Hospitals must review observation level of care patients daily to determine if the patient’s status has changed. If so, updates may need to be provided to insurers to “approve” the change in status, which by no means is a guarantee of payment.
Hospitals now have to extract out the time patients spend off an observation unit for procedures or stress testing. This can prove an extremely difficult challenge.
There is a lot of confusion for providers on what this all means: observation level of care, acute care, extended recovery care, code 44s, denials of payment, mismatched professional and facility fees, and multiple interactions with utilization management or physician advisors surrounding optimal documentation to support level of care.
All this change in definitions and regulation have had significant impacts on both patients and hospitals. Both the government and commercial insurers have mandated the use of observation medicine without providing a rulebook for what observation level of care really means.

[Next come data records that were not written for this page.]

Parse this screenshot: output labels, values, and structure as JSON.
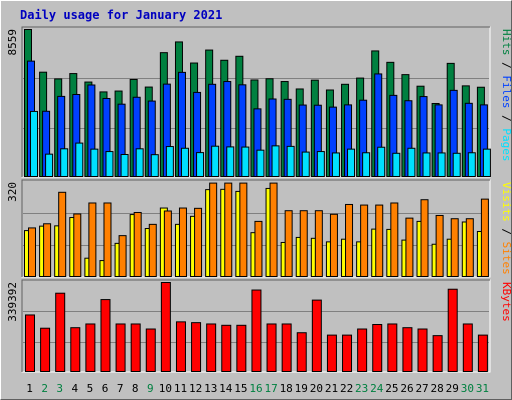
{
  "title": "Daily usage for January 2021",
  "colors": {
    "background": "#c0c0c0",
    "title": "#0000c0",
    "hits": "#008040",
    "files": "#0040ff",
    "pages": "#00e0ff",
    "visits": "#ffff00",
    "sites": "#ff8000",
    "kbytes": "#ff0000",
    "weekend_day_label": "#008040",
    "weekday_label": "#000000"
  },
  "chart_data": [
    {
      "type": "bar",
      "name": "hits-files-pages",
      "legend": [
        {
          "label": "Pages",
          "color": "#00e0ff"
        },
        {
          "label": "Files",
          "color": "#0040ff"
        },
        {
          "label": "Hits",
          "color": "#008040"
        }
      ],
      "y_max_label": "8559",
      "ylim": [
        0,
        8559
      ],
      "categories": [
        "1",
        "2",
        "3",
        "4",
        "5",
        "6",
        "7",
        "8",
        "9",
        "10",
        "11",
        "12",
        "13",
        "14",
        "15",
        "16",
        "17",
        "18",
        "19",
        "20",
        "21",
        "22",
        "23",
        "24",
        "25",
        "26",
        "27",
        "28",
        "29",
        "30",
        "31"
      ],
      "series": [
        {
          "name": "Hits",
          "values": [
            8559,
            6090,
            5700,
            6010,
            5520,
            4950,
            5000,
            5670,
            5230,
            7220,
            7840,
            6620,
            7370,
            6780,
            7010,
            5640,
            5710,
            5550,
            5120,
            5630,
            5060,
            5390,
            5750,
            7320,
            6660,
            5950,
            5280,
            4280,
            6600,
            5300,
            5220
          ]
        },
        {
          "name": "Files",
          "values": [
            6730,
            3830,
            4690,
            4800,
            5350,
            4570,
            4240,
            4640,
            4420,
            5400,
            6080,
            4920,
            5390,
            5550,
            5360,
            3970,
            4540,
            4520,
            4190,
            4180,
            4070,
            4200,
            4470,
            5990,
            4750,
            4440,
            4680,
            4200,
            5040,
            4290,
            4200
          ]
        },
        {
          "name": "Pages",
          "values": [
            3820,
            1350,
            1660,
            1990,
            1640,
            1500,
            1330,
            1660,
            1320,
            1790,
            1690,
            1440,
            1810,
            1770,
            1760,
            1580,
            1830,
            1800,
            1470,
            1500,
            1420,
            1640,
            1430,
            1750,
            1400,
            1690,
            1420,
            1420,
            1400,
            1430,
            1640
          ]
        }
      ]
    },
    {
      "type": "bar",
      "name": "sites-visits",
      "legend": [
        {
          "label": "Sites",
          "color": "#ff8000"
        },
        {
          "label": "Visits",
          "color": "#ffff00"
        }
      ],
      "y_max_label": "320",
      "ylim": [
        0,
        320
      ],
      "categories": [
        "1",
        "2",
        "3",
        "4",
        "5",
        "6",
        "7",
        "8",
        "9",
        "10",
        "11",
        "12",
        "13",
        "14",
        "15",
        "16",
        "17",
        "18",
        "19",
        "20",
        "21",
        "22",
        "23",
        "24",
        "25",
        "26",
        "27",
        "28",
        "29",
        "30",
        "31"
      ],
      "series": [
        {
          "name": "Sites",
          "values": [
            167,
            181,
            287,
            214,
            251,
            251,
            141,
            219,
            179,
            224,
            234,
            233,
            318,
            318,
            318,
            189,
            318,
            225,
            225,
            225,
            213,
            246,
            244,
            244,
            251,
            200,
            262,
            209,
            198,
            198,
            264
          ]
        },
        {
          "name": "Visits",
          "values": [
            158,
            173,
            174,
            202,
            65,
            57,
            115,
            212,
            165,
            234,
            179,
            206,
            296,
            297,
            290,
            151,
            300,
            118,
            135,
            132,
            120,
            129,
            120,
            163,
            162,
            126,
            189,
            112,
            129,
            187,
            155
          ]
        }
      ]
    },
    {
      "type": "bar",
      "name": "kbytes",
      "legend": [
        {
          "label": "KBytes",
          "color": "#ff0000"
        }
      ],
      "y_max_label": "339392",
      "ylim": [
        0,
        339392
      ],
      "categories": [
        "1",
        "2",
        "3",
        "4",
        "5",
        "6",
        "7",
        "8",
        "9",
        "10",
        "11",
        "12",
        "13",
        "14",
        "15",
        "16",
        "17",
        "18",
        "19",
        "20",
        "21",
        "22",
        "23",
        "24",
        "25",
        "26",
        "27",
        "28",
        "29",
        "30",
        "31"
      ],
      "series": [
        {
          "name": "KBytes",
          "values": [
            217000,
            167000,
            299000,
            169000,
            183000,
            275000,
            183000,
            183000,
            164000,
            339392,
            191000,
            188000,
            183000,
            178000,
            178000,
            311000,
            183000,
            183000,
            150000,
            273000,
            141000,
            141000,
            164000,
            181000,
            183000,
            169000,
            164000,
            139000,
            314000,
            183000,
            141000
          ]
        }
      ]
    }
  ],
  "x_axis": {
    "labels": [
      "1",
      "2",
      "3",
      "4",
      "5",
      "6",
      "7",
      "8",
      "9",
      "10",
      "11",
      "12",
      "13",
      "14",
      "15",
      "16",
      "17",
      "18",
      "19",
      "20",
      "21",
      "22",
      "23",
      "24",
      "25",
      "26",
      "27",
      "28",
      "29",
      "30",
      "31"
    ],
    "weekend_days": [
      "2",
      "3",
      "9",
      "16",
      "17",
      "23",
      "24",
      "30",
      "31"
    ]
  }
}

Additionally, patients usually face significant financial impacts when they are categorized as observation level. Co-pays and responsibility for drugs can be very expensive. Hospitals whose primary mission is to provide acute medical care are now directed to inform patients what their level of care is and the potential financial consequences of observation level of care, even though hospitals have little to do with the financial impact. Shouldn’t private and public insurers be the responsible parties to educate their own customers?

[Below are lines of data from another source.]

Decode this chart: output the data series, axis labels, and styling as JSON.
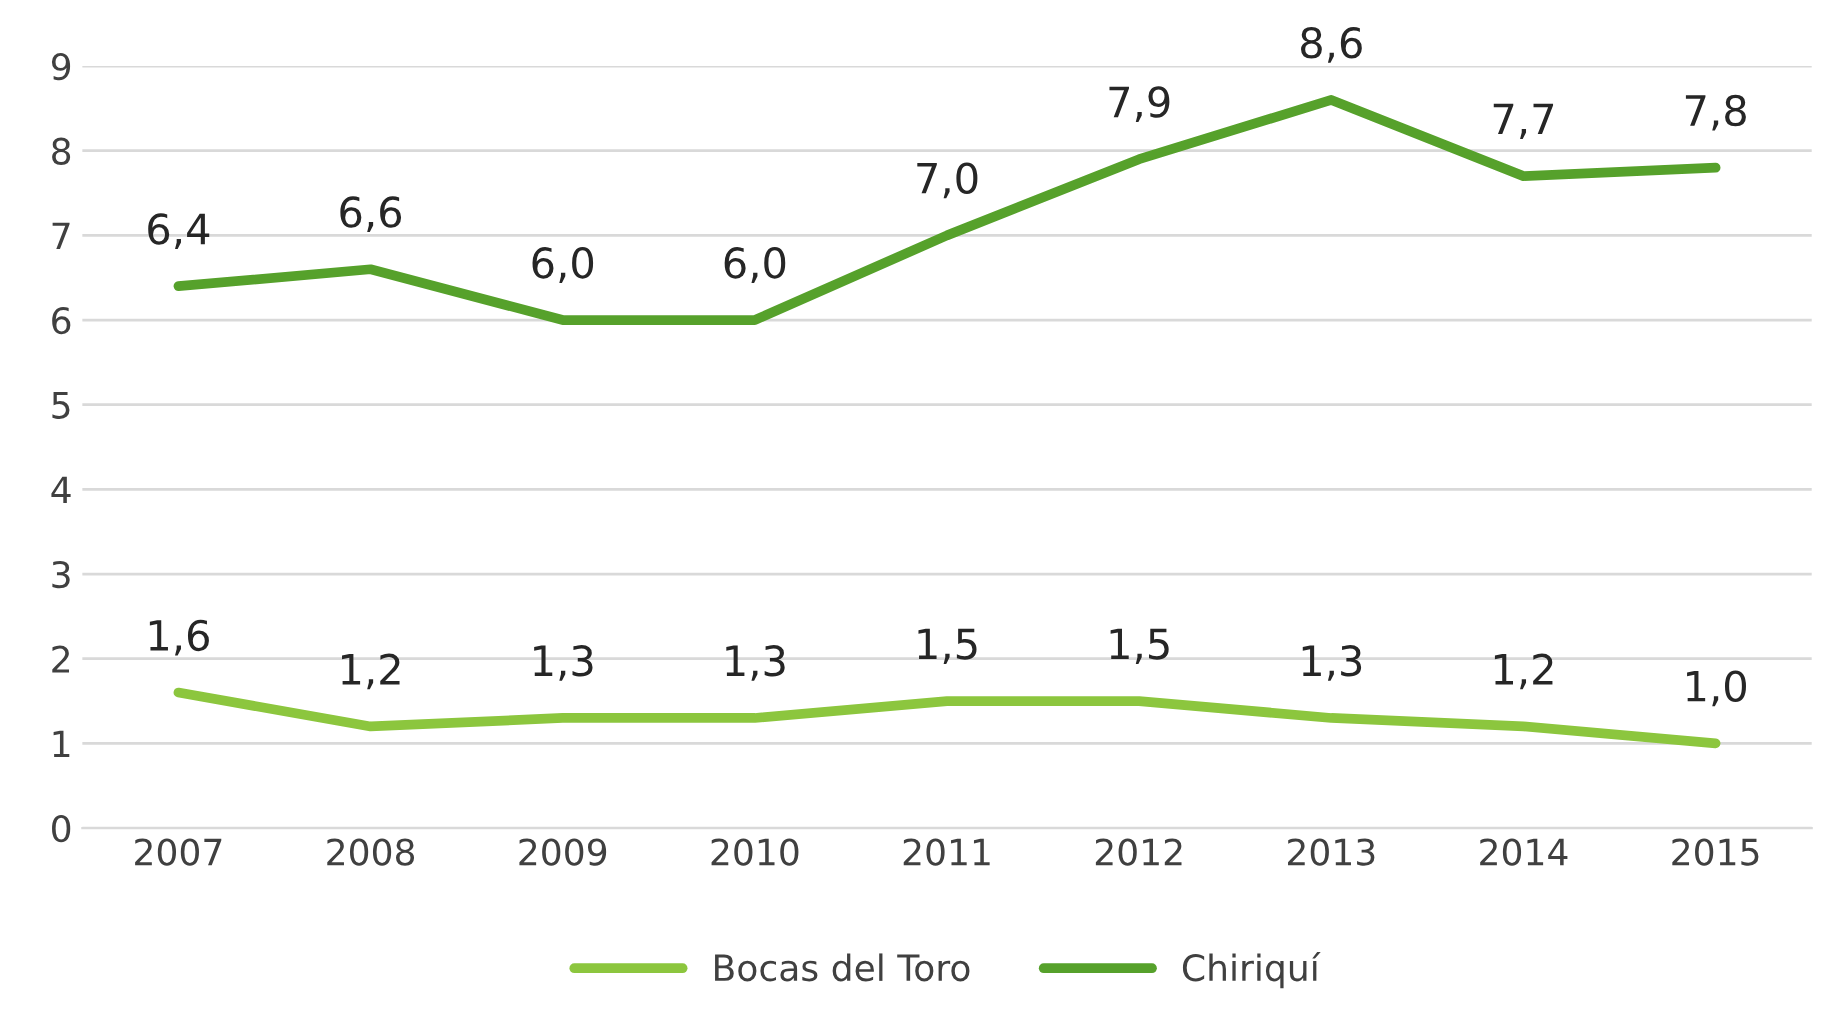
{
  "chart_data": {
    "type": "line",
    "categories": [
      "2007",
      "2008",
      "2009",
      "2010",
      "2011",
      "2012",
      "2013",
      "2014",
      "2015"
    ],
    "series": [
      {
        "name": "Bocas del Toro",
        "color": "#8cc63e",
        "values": [
          1.6,
          1.2,
          1.3,
          1.3,
          1.5,
          1.5,
          1.3,
          1.2,
          1.0
        ],
        "value_labels": [
          "1,6",
          "1,2",
          "1,3",
          "1,3",
          "1,5",
          "1,5",
          "1,3",
          "1,2",
          "1,0"
        ]
      },
      {
        "name": "Chiriquí",
        "color": "#56a12b",
        "values": [
          6.4,
          6.6,
          6.0,
          6.0,
          7.0,
          7.9,
          8.6,
          7.7,
          7.8
        ],
        "value_labels": [
          "6,4",
          "6,6",
          "6,0",
          "6,0",
          "7,0",
          "7,9",
          "8,6",
          "7,7",
          "7,8"
        ]
      }
    ],
    "ylim": [
      0,
      9
    ],
    "yticks": [
      0,
      1,
      2,
      3,
      4,
      5,
      6,
      7,
      8,
      9
    ],
    "grid": "y",
    "legend": "bottom",
    "marker": "none",
    "line_style": "solid"
  }
}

Medicare has decided that a patient’s stay in observation does not count toward eligibility for rehab or nursing home stays. Medicare has also developed relationships with third-party contractors to review patients with short length of “inpatient” stays to determine if the patient should have been in observation.
These RAC audits are incentivized to the tune of 9-12% of whatever penalty is gleaned from the hospital. The cost to the hospital to develop the infrastructure to appeal these denials of payment can be overwhelming. Medicare instituted pre-payment audits in which short stay inpatient admissions are denied payment at all. If an appeal is lost, there is again significant financial impact. Commercial insurers have taken to pretty much denying any inpatient stay less than 48 hours.

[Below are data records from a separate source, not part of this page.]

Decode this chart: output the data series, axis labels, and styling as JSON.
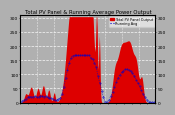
{
  "title": "Total PV Panel & Running Average Power Output",
  "legend_labels": [
    "Total PV Panel Output",
    "Running Avg"
  ],
  "bar_color": "#dd0000",
  "avg_color": "#0000cc",
  "background_color": "#b0b0b0",
  "ylim": [
    0,
    310
  ],
  "yticks": [
    0,
    50,
    100,
    150,
    200,
    250,
    300
  ],
  "grid_color": "#ffffff",
  "title_fontsize": 3.8,
  "axis_fontsize": 3.2,
  "n_points": 300,
  "seed": 10
}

The consequences of this tangle are pretty ugly for everyone involved.
We still have a lot to learn around observation medicine. Yes, it has forced hospitals to start to examine how they care for patients. If done right, observation care can dramatically improve hospital capacity management, with good follow-on effects for patient care, patient satisfaction, and the financial performance of the hospital.
Observation has helped move hospitals away from the fee-for-service model they have lived on for years. Most hospitals now understand that value, not volume, will be the future of healthcare. But we clearly need to continue to improve this process for the patient, the hospital and healthcare in general.
Keep the good, refine the bad, and eliminate the ugly.